KDM menganggap bahwa setelah koneksi wilayah mencapai tingkat optimal, langkah berikutnya adalah menggali potensi seni yang dimiliki oleh masyarakat Pangandaran.
Ia menganggap seni mampu menjadi daya tarik sekaligus ciri khas daerah yang membedakan Pangandaran dengan wilayah lain di Jawa Barat.
Pernyataan itu diucapkan KDM saat hadir dalam Rapat Paripurna Peringatan Hari Jadi Kabupaten Pangandaran yang ke-13, yang berlangsung di Ruang Rapat Paripurna DPRD Pangandaran pada Sabtu (25/10/2025).
“Orang-orang Pangandaran ini sebenarnya cukup menarik, mereka memiliki bakat seni yang cukup baik,” tambahnya.
Pada kesempatan tersebut, Dedi juga menyoroti kekhasan sifat masyarakat Pangandaran yang dianggapnya serupa dengan masyarakat Bali, wilayah yang terkenal karena kekuatan seni dan budayanya.
Ia mengatakan, semangat kreatif dan nilai estetika yang terdapat dalam kehidupan masyarakat Bali layak menjadi contoh bagi Pangandaran dalam menonjolkan aspek seninya.
Dedi menganggap bahwa salah satu aspek yang belum terlihat jelas di Pangandaran adalah karakter seni yang terpadu dalam tata ruang dan desain bangunan umum.
Ia memberikan contoh bagaimana di Bali, nilai seni bukan hanya sekadar ekspresi, tetapi menjadi semangat yang menghidupkan setiap unsur ruang umum.
“Dari gerbang, jalan, trotoar, hotel hingga tepi pantai, semuanya menghadirkan nuansa seni, bahkan identitas mereknya juga memiliki ciri khas seni,” katanya.

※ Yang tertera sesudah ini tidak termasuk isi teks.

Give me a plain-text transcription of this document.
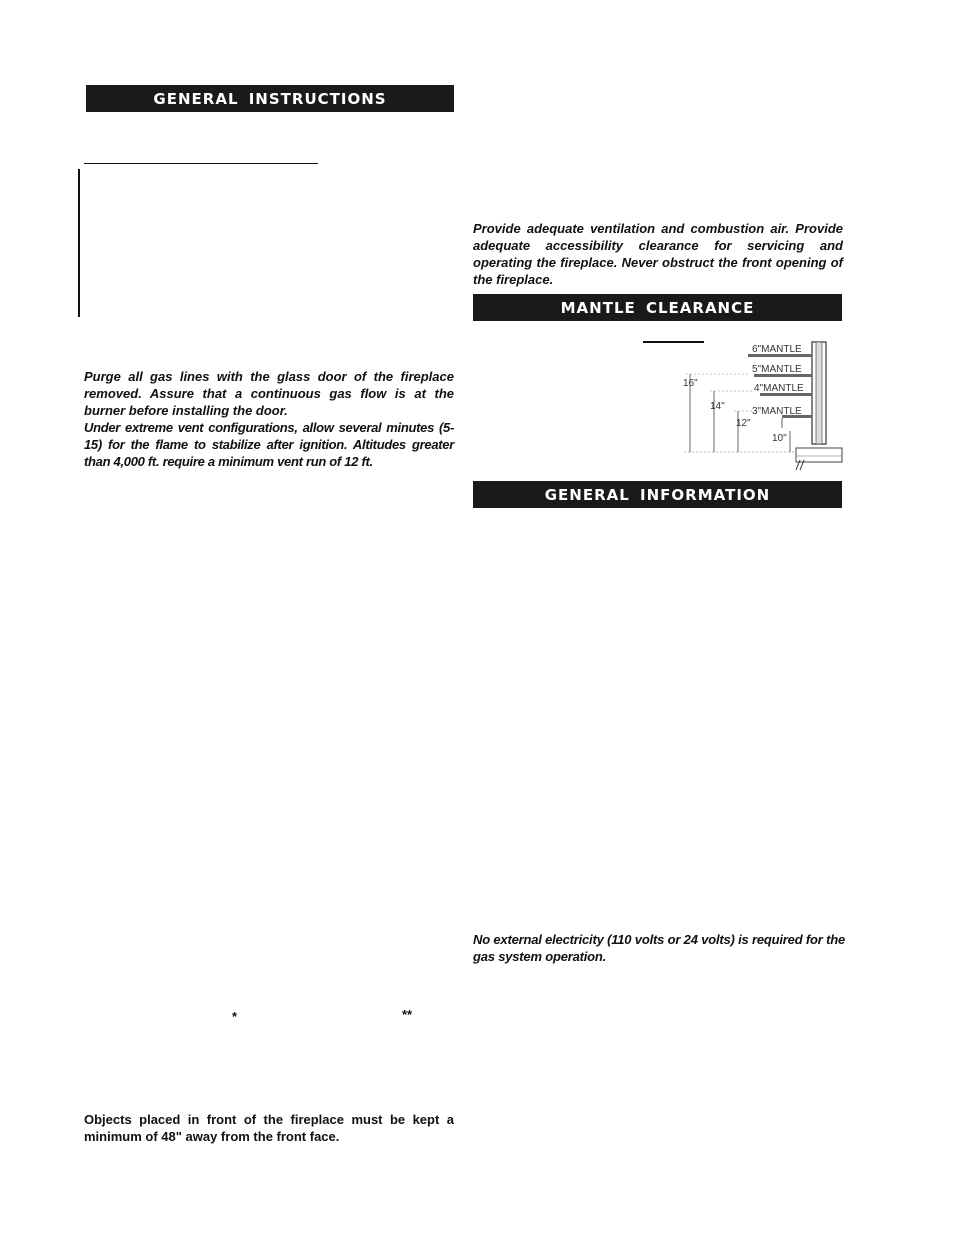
GENERAL INSTRUCTIONS

Purge all gas lines with the glass door of the fireplace removed. Assure that a continuous gas flow is at the burner before installing the door.

Under extreme vent configurations, allow several minutes (5-15) for the flame to stabilize after ignition. Altitudes greater than 4,000 ft. require a minimum vent run of 12 ft.

*	**

Objects placed in front of the fireplace must be kept a minimum of 48" away from the front face.

Provide adequate ventilation and combustion air. Provide adequate accessibility clearance for servicing and operating the fireplace. Never obstruct the front opening of the fireplace.

MANTLE CLEARANCE
6"MANTLE
5"MANTLE
4"MANTLE
3"MANTLE
16"
14"
12"
10"
GENERAL INFORMATION

No external electricity (110 volts or 24 volts) is required for the gas system operation.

Untuk mencapai hal yang sama, Pemerintah Provinsi Jawa Barat akan menyusun konsep tata bangunan khusus yang sesuai dengan identitas lokal Pangandaran.
KDM berharap tata ruang di kawasan tersebut memiliki gaya yang sama tetapi tetap memperlihatkan nilai seni dan kearifan lokal.
“Tujuannya agar Pangandaran memiliki ciri khas sehingga bangunannya seragam, trotoarnya seragam, saluran airnya teratur, hingga memiliki identitas merek yang unik,” katanya.
Dengan tindakan ini, Dedi berharap Pangandaran tidak hanya berkembang sebagai tujuan wisata alam, tetapi juga menjadi tempat yang memperlihatkan keindahan seni dan ciri budaya masyarakatnya secara menyeluruh dan berkelanjutan.